You’d never guess it to look at her, but Miss Pepper Schuyler—that woman right over there, the socialite with the golden antelope legs who’s soaking up the Florida sunshine at the other end of the courtyard—knows every glamorous inch of this 1936 Special Roadster shadowing the grass. You might regard Pepper’s pregnant belly protruding from her green Lilly shift (well, it’s hard to ignore a belly like that, isn’t it?) and the pastel Jack Rogers sandal dangling from her uppermost toe, and you think you have her pegged. Admit it! Lush young woman exudes Palm Beach class: What the hell does she know about cars?
Well, beautiful Pepper doesn’t give a damn what you think about her. She never did. She’s thinking about the car. She slides her gaze along the seductive S-curve of the right side fender, swooping from the top of the tire to the running board below the door, like a woman’s voluptuously naked leg, and her heart beats a quarter-inch faster.
She remembers what a pain in the pert old derrière it was to repaint that glossy fender. It had been the first week of October, and the warm weather wouldn’t quit. The old shed on Cape Cod stank of paint and grease, a peculiarly acrid reek that had crept right through the protective mask and into her sinuses and taken up residence, until she couldn’t smell anything else, and she thought, What the hell am I doing here? What the hell am I thinking?
Thank God that was all over. Thank God this rare inky-black 1936 Mercedes Special Roadster is now someone else’s problem, someone willing to pay Pepper three hundred thousand dollars for the privilege of keeping its body and chrome intact against the ravages of time.
The deposit has already been paid, into a special account Pepper set up in her own name. (Her own name, her own money: now, that was a glorious feeling, like setting off for Europe on an ocean liner with nothing but open blue seas ahead.) The rest will be delivered today, to the Breakers hotel where Pepper is staying, in a special-delivery envelope. Another delightful little big check made out in Pepper’s name. Taken together, those checks will solve all her problems. She’ll have money for the baby, money to start everything over, money to ignore whoever needs ignoring, money to disappear if she needs to, forever and ever. She’ll depend on no one. She can do whatever the hell she pleases, whatever suits Pepper Schuyler and—by corollary—Pepper Junior. She will toe nobody’s line. She will fear nobody.
So the only question left in Pepper’s mind, the only question that needs resolving, is the niggling Who?

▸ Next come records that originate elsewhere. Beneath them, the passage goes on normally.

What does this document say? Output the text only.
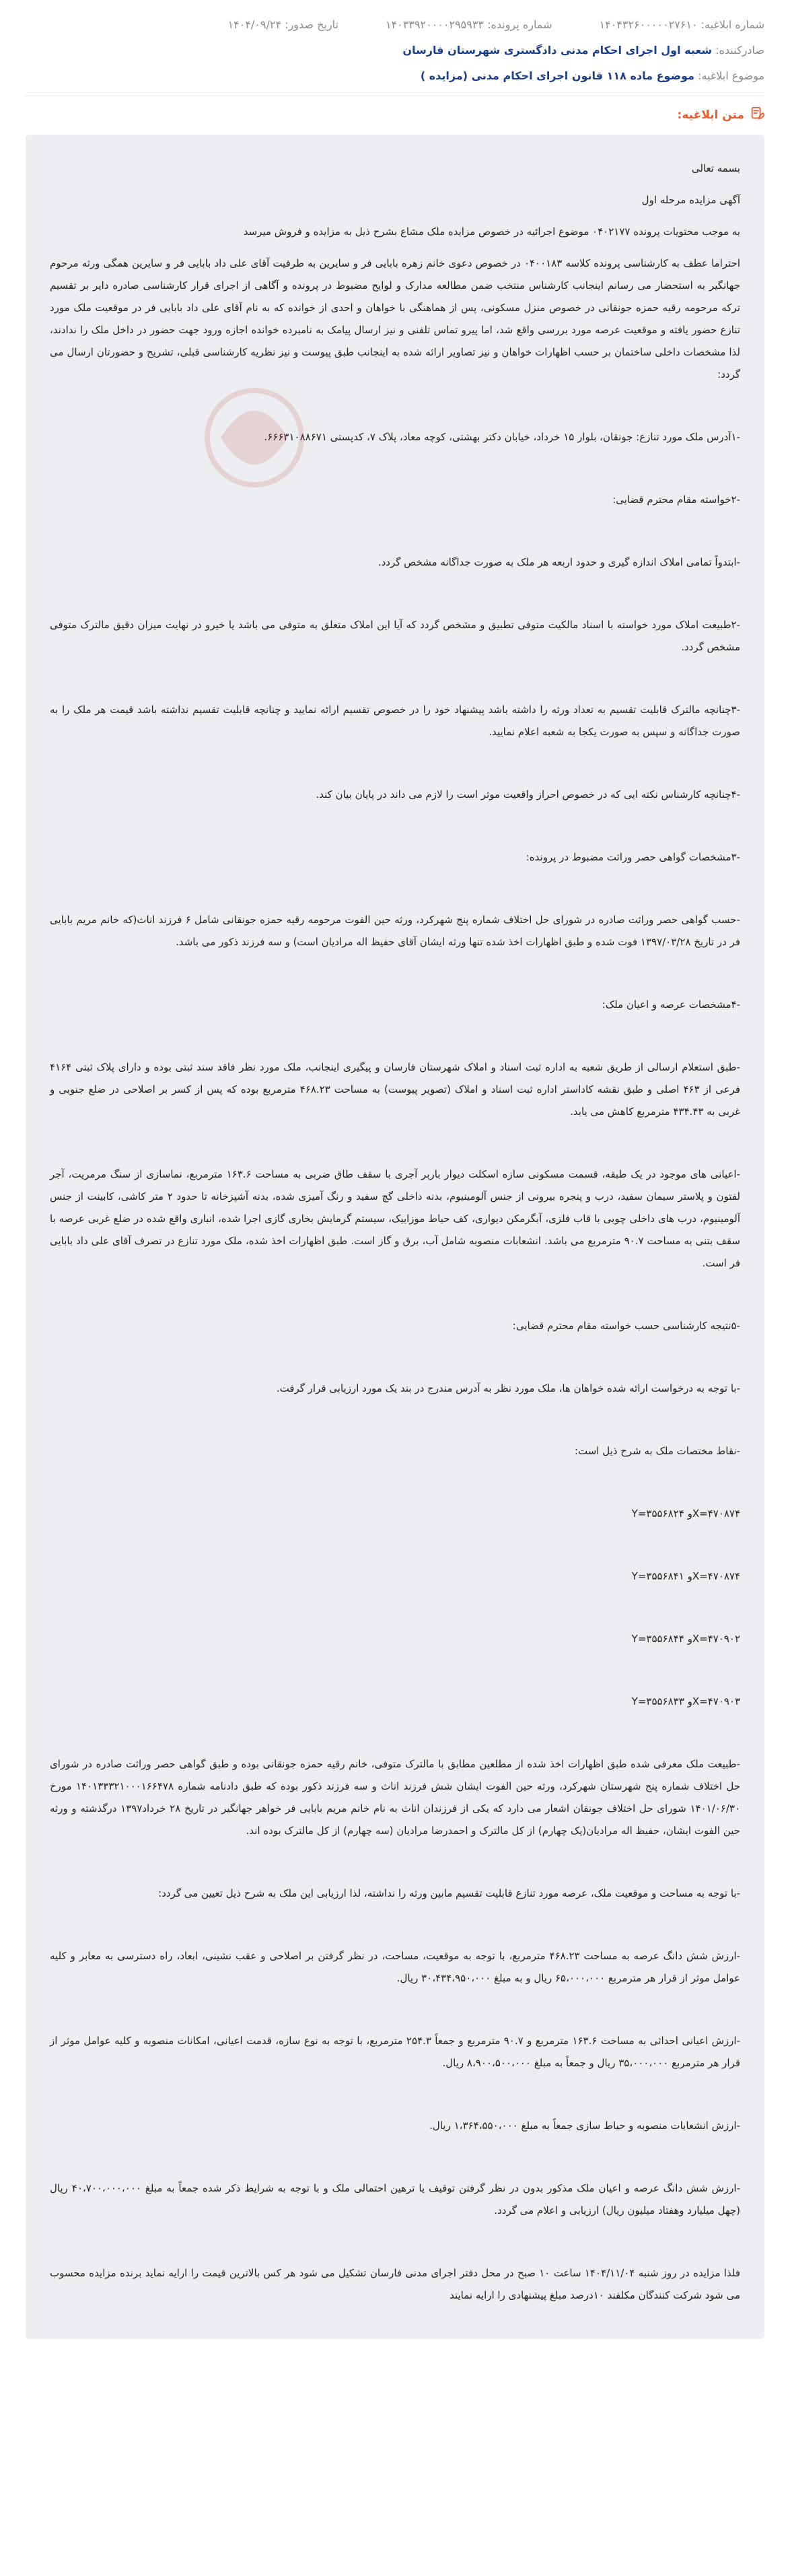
شماره ابلاغیه: ۱۴۰۴۳۲۶۰۰۰۰۰۲۷۶۱۰
شماره پرونده: ۱۴۰۳۳۹۲۰۰۰۰۲۹۵۹۳۳
تاریخ صدور: ۱۴۰۴/۰۹/۲۴
صادرکننده: شعبه اول اجرای احکام مدنی دادگستری شهرستان فارسان
موضوع ابلاغیه: موضوع ماده ۱۱۸ قانون اجرای احکام مدنی (مزایده )
متن ابلاغیه:

بسمه تعالی

آگهی مزایده مرحله اول

به موجب محتویات پرونده ۰۴۰۲۱۷۷ موضوع اجرائیه در خصوص مزایده ملک مشاع بشرح ذیل به مزایده و فروش میرسد

احتراما عطف به کارشناسی پرونده کلاسه ۰۴۰۰۱۸۳ در خصوص دعوی خانم زهره بابایی فر و سایرین به طرفیت آقای علی داد بابایی فر و سایرین همگی ورثه مرحوم جهانگیر به استحضار می رسانم اینجانب کارشناس منتخب ضمن مطالعه مدارک و لوایح مضبوط در پرونده و آگاهی از اجرای قرار کارشناسی صادره دایر بر تقسیم ترکه مرحومه رقیه حمزه جونقانی در خصوص منزل مسکونی، پس از هماهنگی با خواهان و احدی از خوانده که به نام آقای علی داد بابایی فر در موقعیت ملک مورد تنازع حضور یافته و موقعیت عرصه مورد بررسی واقع شد، اما پیرو تماس تلفنی و نیز ارسال پیامک به نامبرده خوانده اجازه ورود جهت حضور در داخل ملک را ندادند، لذا مشخصات داخلی ساختمان بر حسب اظهارات خواهان و نیز تصاویر ارائه شده به اینجانب طبق پیوست و نیز نظریه کارشناسی قبلی، تشریح و حضورتان ارسال می گردد:

-۱آدرس ملک مورد تنازع: جونقان، بلوار ۱۵ خرداد، خیابان دکتر بهشتی، کوچه معاد، پلاک ۷، کدپستی ۶۶۶۳۱۰۸۸۶۷۱.

-۲خواسته مقام محترم قضایی:

-ابتدواً تمامی املاک اندازه گیری و حدود اربعه هر ملک به صورت جداگانه مشخص گردد.

-۲طبیعت املاک مورد خواسته با اسناد مالکیت متوفی تطبیق و مشخص گردد که آیا این املاک متعلق به متوفی می باشد یا خیرو در نهایت میزان دقیق مالترک متوفی مشخص گردد.

-۳چنانچه مالترک قابلیت تقسیم به تعداد ورثه را داشته باشد پیشنهاد خود را در خصوص تقسیم ارائه نمایید و چنانچه قابلیت تقسیم نداشته باشد قیمت هر ملک را به صورت جداگانه و سپس به صورت یکجا به شعبه اعلام نمایید.

-۴چنانچه کارشناس نکته ایی که در خصوص احراز واقعیت موثر است را لازم می داند در پایان بیان کند.

-۳مشخصات گواهی حصر وراثت مضبوط در پرونده:

-حسب گواهی حصر وراثت صادره در شورای حل اختلاف شماره پنج شهرکرد، ورثه حین الفوت مرحومه رقیه حمزه جونقانی شامل ۶ فرزند اناث(که خانم مریم بابایی فر در تاریخ ۱۳۹۷/۰۳/۲۸ فوت شده و طبق اظهارات اخذ شده تنها ورثه ایشان آقای حفیظ اله مرادیان است) و سه فرزند ذکور می باشد.

-۴مشخصات عرصه و اعیان ملک:

-طبق استعلام ارسالی از طریق شعبه به اداره ثبت اسناد و املاک شهرستان فارسان و پیگیری اینجانب، ملک مورد نظر فاقد سند ثبتی بوده و دارای پلاک ثبتی ۴۱۶۴ فرعی از ۴۶۳ اصلی و طبق نقشه کاداستر اداره ثبت اسناد و املاک (تصویر پیوست) به مساحت ۴۶۸.۲۳ مترمربع بوده که پس از کسر بر اصلاحی در ضلع جنوبی و غربی به ۴۳۴.۴۳ مترمربع کاهش می یابد.

-اعیانی های موجود در یک طبقه، قسمت مسکونی سازه اسکلت دیوار باربر آجری با سقف طاق ضربی به مساحت ۱۶۳.۶ مترمربع، نماسازی از سنگ مرمریت، آجر لفتون و پلاستر سیمان سفید، درب و پنجره بیرونی از جنس آلومینیوم، بدنه داخلی گچ سفید و رنگ آمیزی شده، بدنه آشپزخانه تا حدود ۲ متر کاشی، کابینت از جنس آلومینیوم، درب های داخلی چوبی با قاب فلزی، آبگرمکن دیواری، کف حیاط موزاییک، سیستم گرمایش بخاری گازی اجرا شده، انباری واقع شده در ضلع غربی عرصه با سقف بتنی به مساحت ۹۰.۷ مترمربع می باشد. انشعابات منصوبه شامل آب، برق و گاز است. طبق اظهارات اخذ شده، ملک مورد تنازع در تصرف آقای علی داد بابایی فر است.

-۵نتیجه کارشناسی حسب خواسته مقام محترم قضایی:

-با توجه به درخواست ارائه شده خواهان ها، ملک مورد نظر به آدرس مندرج در بند یک مورد ارزیابی قرار گرفت.

-نقاط مختصات ملک به شرح ذیل است:

X=۴۷۰۸۷۴و Y=۳۵۵۶۸۲۴

X=۴۷۰۸۷۴و Y=۳۵۵۶۸۴۱

X=۴۷۰۹۰۲و Y=۳۵۵۶۸۴۴

X=۴۷۰۹۰۳و Y=۳۵۵۶۸۳۳

-طبیعت ملک معرفی شده طبق اظهارات اخذ شده از مطلعین مطابق با مالترک متوفی، خانم رقیه حمزه جونقانی بوده و طبق گواهی حصر وراثت صادره در شورای حل اختلاف شماره پنج شهرستان شهرکرد، ورثه حین الفوت ایشان شش فرزند اناث و سه فرزند ذکور بوده که طبق دادنامه شماره ۱۴۰۱۳۳۳۲۱۰۰۰۱۶۶۴۷۸ مورخ ۱۴۰۱/۰۶/۳۰ شورای حل اختلاف جونقان اشعار می دارد که یکی از فرزندان اناث به نام خانم مریم بابایی فر خواهر جهانگیر در تاریخ ۲۸ خرداد۱۳۹۷ درگذشته و ورثه حین الفوت ایشان، حفیظ اله مرادیان(یک چهارم) از کل مالترک و احمدرضا مرادیان (سه چهارم) از کل مالترک بوده اند.

-با توجه به مساحت و موقعیت ملک، عرصه مورد تنازع قابلیت تقسیم مابین ورثه را نداشته، لذا ارزیابی این ملک به شرح ذیل تعیین می گردد:

-ارزش شش دانگ عرصه به مساحت ۴۶۸.۲۳ مترمربع، با توجه به موقعیت، مساحت، در نظر گرفتن بر اصلاحی و عقب نشینی، ابعاد، راه دسترسی به معابر و کلیه عوامل موثر از قرار هر مترمربع ۶۵،۰۰۰،۰۰۰ ریال و به مبلغ ۳۰،۴۳۴،۹۵۰،۰۰۰ ریال.

-ارزش اعیانی احداثی به مساحت ۱۶۳.۶ مترمربع و ۹۰.۷ مترمربع و جمعاً ۲۵۴.۳ مترمربع، با توجه به نوع سازه، قدمت اعیانی، امکانات منصوبه و کلیه عوامل موثر از قرار هر مترمربع ۳۵،۰۰۰،۰۰۰ ریال و جمعاً به مبلغ ۸،۹۰۰،۵۰۰،۰۰۰ ریال.

-ارزش انشعابات منصوبه و حیاط سازی جمعاً به مبلغ ۱،۳۶۴،۵۵۰،۰۰۰ ریال.

-ارزش شش دانگ عرصه و اعیان ملک مذکور بدون در نظر گرفتن توقیف یا ترهین احتمالی ملک و با توجه به شرایط ذکر شده جمعاً به مبلغ ۴۰،۷۰۰،۰۰۰،۰۰۰ ریال (چهل میلیارد وهفتاد میلیون ریال) ارزیابی و اعلام می گردد.

فلذا مزایده در روز شنبه ۱۴۰۴/۱۱/۰۴ ساعت ۱۰ صبح در محل دفتر اجرای مدنی فارسان تشکیل می شود هر کس بالاترین قیمت را ارایه نماید برنده مزایده محسوب می شود شرکت کنندگان مکلفند ۱۰درصد مبلغ پیشنهادی را ارایه نمایند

Who the hell is this anonymous buyer—a woman, Pepper’s auction agent said—who has the dough and the desire to lay claim to Pepper’s very special Special Roadster, before it even reaches the public sales ring?
Not that Pepper cares who she is. Pepper just cares who she isn’t. As long as this woman is a disinterested party, a person who has her own reasons for wanting this car, nothing to do with Pepper, nothing to do with the second half of the magic equation inside Pepper’s belly, well, everything’s just peachy keen, isn’t it? Pepper will march off with her three hundred thousand dollars and never give the buyer another thought.
Pepper lifts a tanned arm and checks her watch. It’s a gold Cartier, given to her by her father for her eighteenth birthday, perhaps as a subtle reminder to start arriving the hell on time, now that she was a grown-up. It didn’t work. The party always starts when Pepper gets there, not before, so why should she care if she arrives late or early? Still, the watch has its uses. The watch tells her it’s twenty-seven minutes past twelve o’clock. They should be here any moment: Pepper’s auction agent and the buyer, to inspect the car and complete the formalities. If they’re on time, and why wouldn’t they be? By all accounts, the lady’s as eager to buy as Pepper is to sell.